סמינר בניהול טכנולוגיה ומערכות מידע
Speaker: Dana Turjeman, Assistant Professor, Arison School of Business, Reichman University
Title: “Privacy Preserving Data Fusion”
Abstract: Data fusion - the combination of multiple datasets - is a powerful technique to make inferences that are more accurate, generalizable, and useful than those made with any single dataset alone. However, when data fusion involves user-level data, the technique poses a privacy hazard due to the risk of revealing the identities of users.
We propose a privacy preserving data fusion (PPDF) methodology, intended to preserve user anonymity while allowing for a robust and expressive data fusion process. PPDF is based on variational autoencoders (VAE), and on a nonparametric Bayesian generative modeling framework estimated in adherence to differential privacy (DP) - the state-of-the-art theory for privacy preservation. PPDF does not require the same users to appear in both datasets when making inferences on the joint data, and explicitly accounts for missingness in each dataset by leveraging additional variation in the other to correct for sample selection.
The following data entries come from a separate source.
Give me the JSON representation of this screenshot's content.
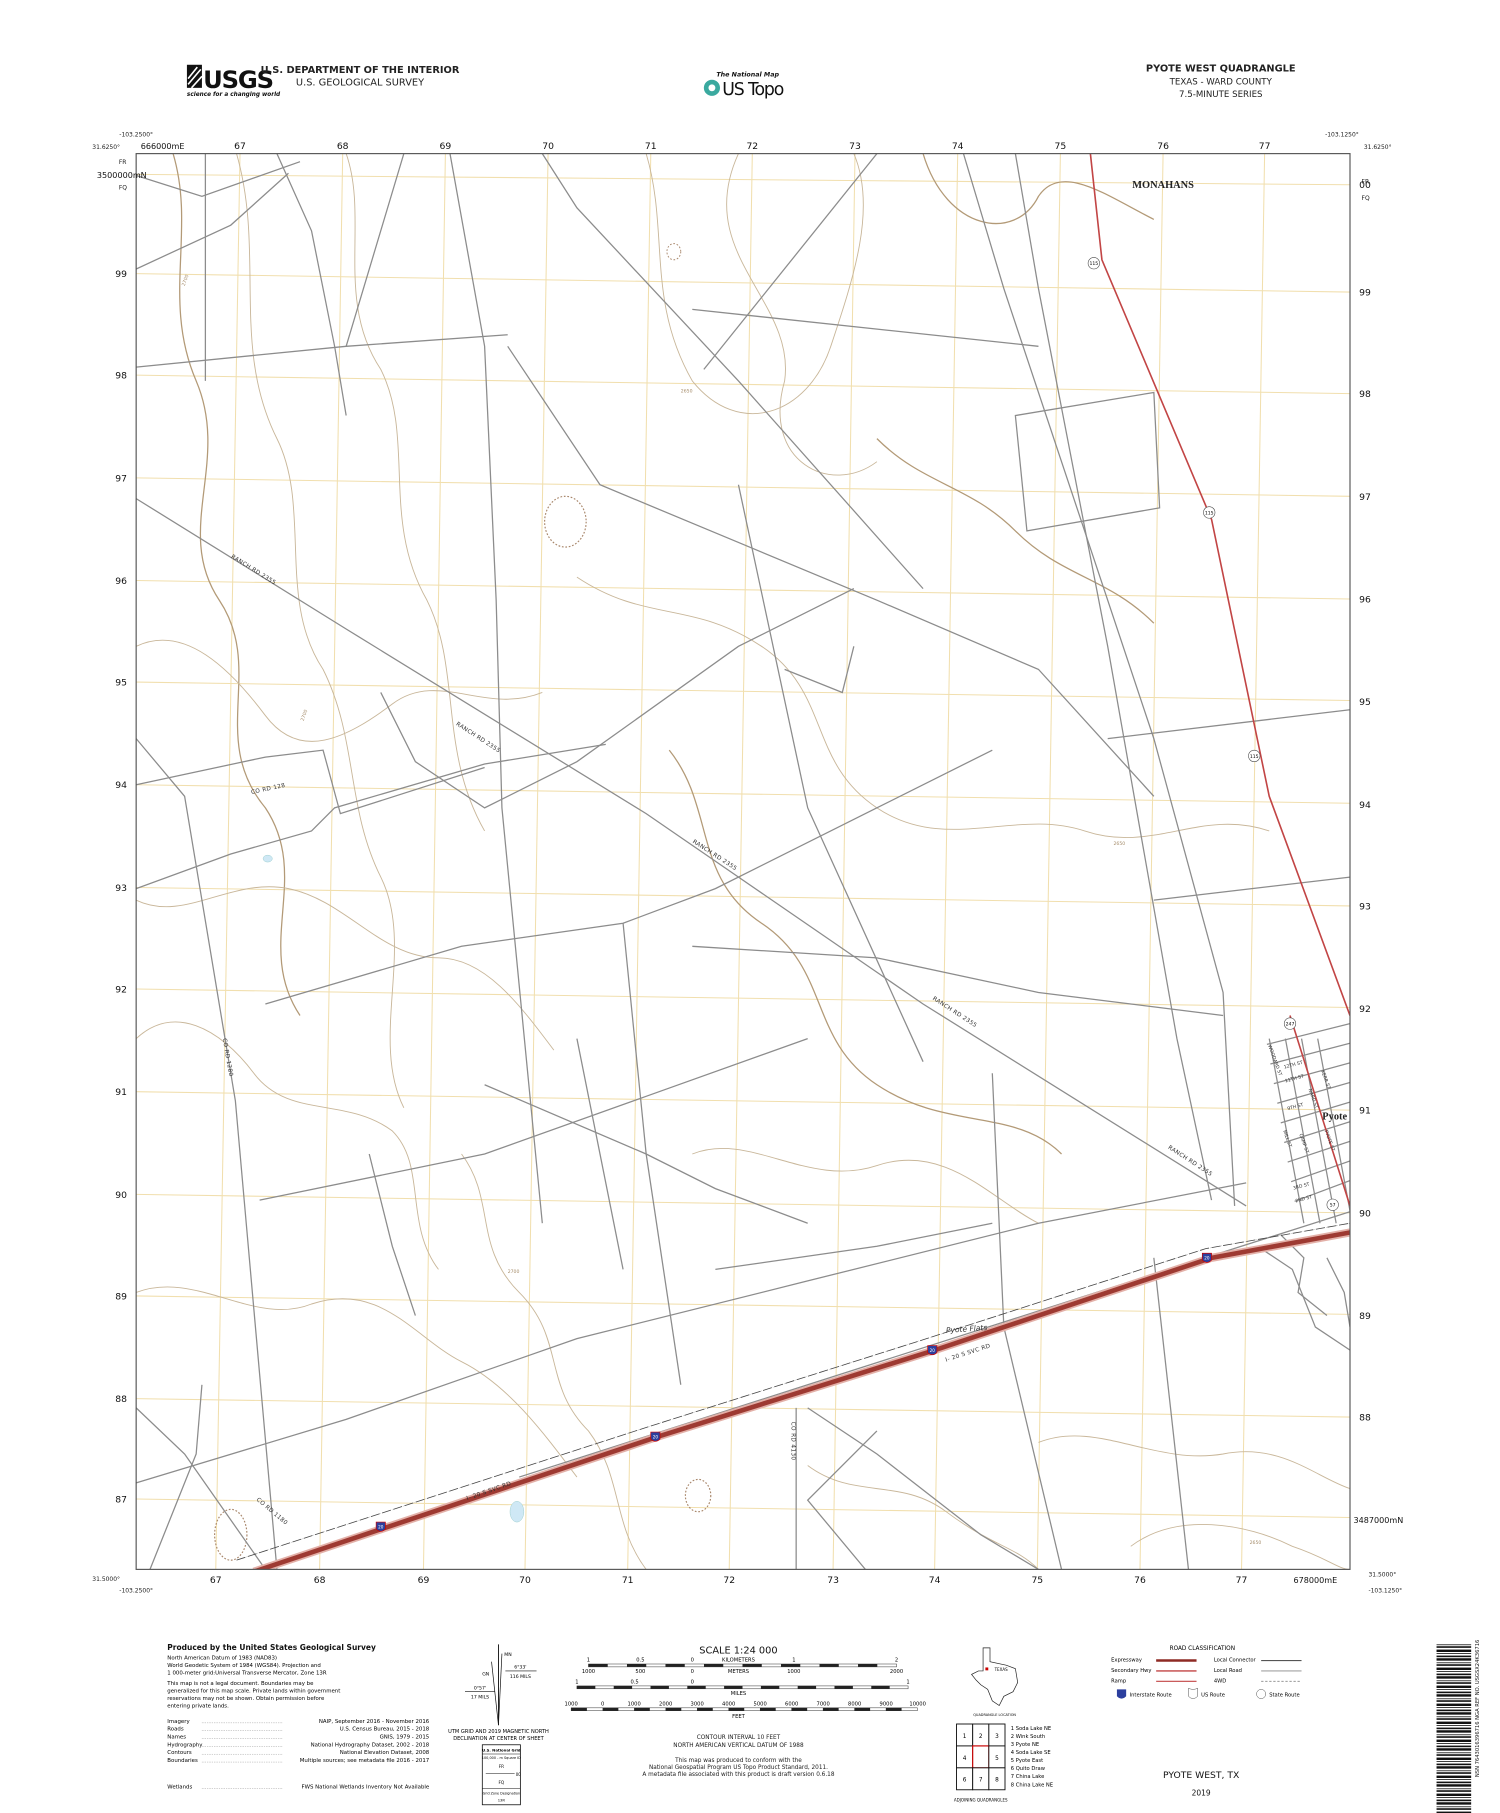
{
  "header": {
    "agency_line1": "U.S. DEPARTMENT OF THE INTERIOR",
    "agency_line2": "U.S. GEOLOGICAL SURVEY",
    "usgs_logo_text": "USGS",
    "usgs_tagline": "science for a changing world",
    "national_map_label": "The National Map",
    "us_topo_label": "US Topo",
    "quad_title": "PYOTE WEST QUADRANGLE",
    "quad_state_county": "TEXAS - WARD COUNTY",
    "quad_series": "7.5-MINUTE SERIES"
  },
  "frame": {
    "corner_top_left_lon": "-103.2500°",
    "corner_top_left_lat": "31.6250°",
    "corner_top_right_lon": "-103.1250°",
    "corner_top_right_lat": "31.6250°",
    "corner_bottom_left_lon": "-103.2500°",
    "corner_bottom_left_lat": "31.5000°",
    "corner_bottom_right_lon": "-103.1250°",
    "corner_bottom_right_lat": "31.5000°",
    "easting_origin_top": "666000mE",
    "easting_origin_bottom": "678000mE",
    "northing_origin_left": "3500000mN",
    "northing_origin_right": "3487000mN",
    "usng_top_left_upper": "FR",
    "usng_top_left_lower": "FQ",
    "usng_top_right_upper": "FR",
    "usng_top_right_lower": "FQ",
    "easting_top": [
      "67",
      "68",
      "69",
      "70",
      "71",
      "72",
      "73",
      "74",
      "75",
      "76",
      "77"
    ],
    "easting_bottom": [
      "67",
      "68",
      "69",
      "70",
      "71",
      "72",
      "73",
      "74",
      "75",
      "76",
      "77"
    ],
    "northing_left": [
      "99",
      "98",
      "97",
      "96",
      "95",
      "94",
      "93",
      "92",
      "91",
      "90",
      "89",
      "88",
      "87"
    ],
    "northing_right": [
      "00",
      "99",
      "98",
      "97",
      "96",
      "95",
      "94",
      "93",
      "92",
      "91",
      "90",
      "89",
      "88"
    ]
  },
  "map": {
    "places": {
      "monahans": "MONAHANS",
      "pyote": "Pyote",
      "pyote_flats": "Pyote Flats"
    },
    "road_labels": {
      "ranch_rd": "RANCH RD 2355",
      "co_rd_128": "CO RD 128",
      "co_rd_1280": "CO RD 1280",
      "co_rd_1180": "CO RD 1180",
      "co_rd_4130": "CO RD 4130",
      "i20_svc": "I- 20 S SVC RD",
      "streets": [
        "12TH ST",
        "11TH ST",
        "9TH ST",
        "3RD ST",
        "2ND ST",
        "WOODARD ST",
        "NARD ST",
        "KERR ST",
        "CAMP ST",
        "MILL ST",
        "PYOTE ST"
      ]
    },
    "shields": {
      "state_115": "115",
      "state_247": "247",
      "interstate_20": "20",
      "route_57": "57"
    },
    "contour_labels": [
      "2700",
      "2650",
      "2650",
      "2700",
      "2650",
      "2700"
    ],
    "colors": {
      "interstate": "#9e3a32",
      "highway": "#c24545",
      "local_road": "#8c8c8c",
      "contour": "#c9b79a",
      "grid": "#f1dfae",
      "water": "#cfe8f5"
    }
  },
  "footer": {
    "credits": {
      "title": "Produced by the United States Geological Survey",
      "datum_lines": [
        "North American Datum of 1983 (NAD83)",
        "World Geodetic System of 1984 (WGS84).  Projection and",
        "1 000-meter grid:Universal Transverse Mercator, Zone 13R"
      ],
      "disclaimer_lines": [
        "This map is not a legal document. Boundaries may be",
        "generalized for this map scale. Private lands within government",
        "reservations may not be shown. Obtain permission before",
        "entering private lands."
      ],
      "sources": [
        {
          "label": "Imagery",
          "value": "NAIP, September 2016 - November 2016"
        },
        {
          "label": "Roads",
          "value": "U.S. Census Bureau, 2015 - 2018"
        },
        {
          "label": "Names",
          "value": "GNIS, 1979 - 2015"
        },
        {
          "label": "Hydrography",
          "value": "National Hydrography Dataset, 2002 - 2018"
        },
        {
          "label": "Contours",
          "value": "National Elevation Dataset, 2008"
        },
        {
          "label": "Boundaries",
          "value": "Multiple sources; see metadata file 2016 - 2017"
        },
        {
          "label": "Wetlands",
          "value": "FWS National Wetlands Inventory Not Available"
        }
      ]
    },
    "declination": {
      "mn_label": "MN",
      "gn_label": "GN",
      "left_angle": "0°57'",
      "left_mils": "17 MILS",
      "right_angle": "6°33'",
      "right_mils": "116 MILS",
      "caption_line1": "UTM GRID AND 2019 MAGNETIC NORTH",
      "caption_line2": "DECLINATION AT CENTER OF SHEET"
    },
    "usng_box": {
      "title": "U.S. National Grid",
      "subtitle": "100,000 - m Square ID",
      "upper": "FR",
      "lower": "FQ",
      "line_value": "00",
      "gzd_label": "Grid Zone Designation",
      "gzd_value": "13R"
    },
    "scale": {
      "title": "SCALE 1:24 000",
      "km_ticks": [
        "1",
        "0.5",
        "0",
        "1",
        "2"
      ],
      "km_unit": "KILOMETERS",
      "m_ticks": [
        "1000",
        "500",
        "0",
        "1000",
        "2000"
      ],
      "m_unit": "METERS",
      "mi_ticks": [
        "1",
        "0.5",
        "0",
        "1"
      ],
      "mi_unit": "MILES",
      "ft_ticks": [
        "1000",
        "0",
        "1000",
        "2000",
        "3000",
        "4000",
        "5000",
        "6000",
        "7000",
        "8000",
        "9000",
        "10000"
      ],
      "ft_unit": "FEET",
      "contour_interval": "CONTOUR INTERVAL 10 FEET",
      "vertical_datum": "NORTH AMERICAN VERTICAL DATUM OF 1988",
      "standard_lines": [
        "This map was produced to conform with the",
        "National Geospatial Program US Topo Product Standard, 2011.",
        "A metadata file associated with this product is draft version 0.6.18"
      ]
    },
    "location": {
      "state_label": "TEXAS",
      "caption": "QUADRANGLE LOCATION"
    },
    "adjoining": {
      "cells": [
        "1",
        "2",
        "3",
        "4",
        "",
        "5",
        "6",
        "7",
        "8"
      ],
      "names": [
        "1 Soda Lake NE",
        "2 Wink South",
        "3 Pyote NE",
        "4 Soda Lake SE",
        "5 Pyote East",
        "6 Quito Draw",
        "7 China Lake",
        "8 China Lake NE"
      ],
      "caption": "ADJOINING QUADRANGLES"
    },
    "road_classification": {
      "title": "ROAD CLASSIFICATION",
      "items": [
        "Expressway",
        "Secondary Hwy",
        "Ramp",
        "Local Connector",
        "Local Road",
        "4WD"
      ],
      "shields": [
        "Interstate Route",
        "US Route",
        "State Route"
      ]
    },
    "sheet_name": "PYOTE WEST, TX",
    "year": "2019",
    "barcode_text": "NSN 7643016396716  NGA REF NO. USGSX24K36716"
  }
}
Moreover, PPDF is model-agnostic: it allows for inferences to be made on the fused data, without the analyst specifying a model a priori, and does so without the original datasets ever coming in contact on a single machine or model.
We undertake a series of simulations to showcase the quality of our proposed methodology, and describe a planned fusion of a large customer dataset from a matchmaking website with a detailed, anonymous survey that was taken on the same population. This is illustrating the power of PPDF methodology to infer customers' stated and revealed preferences. We conclude with a discussion of other possible use-cases.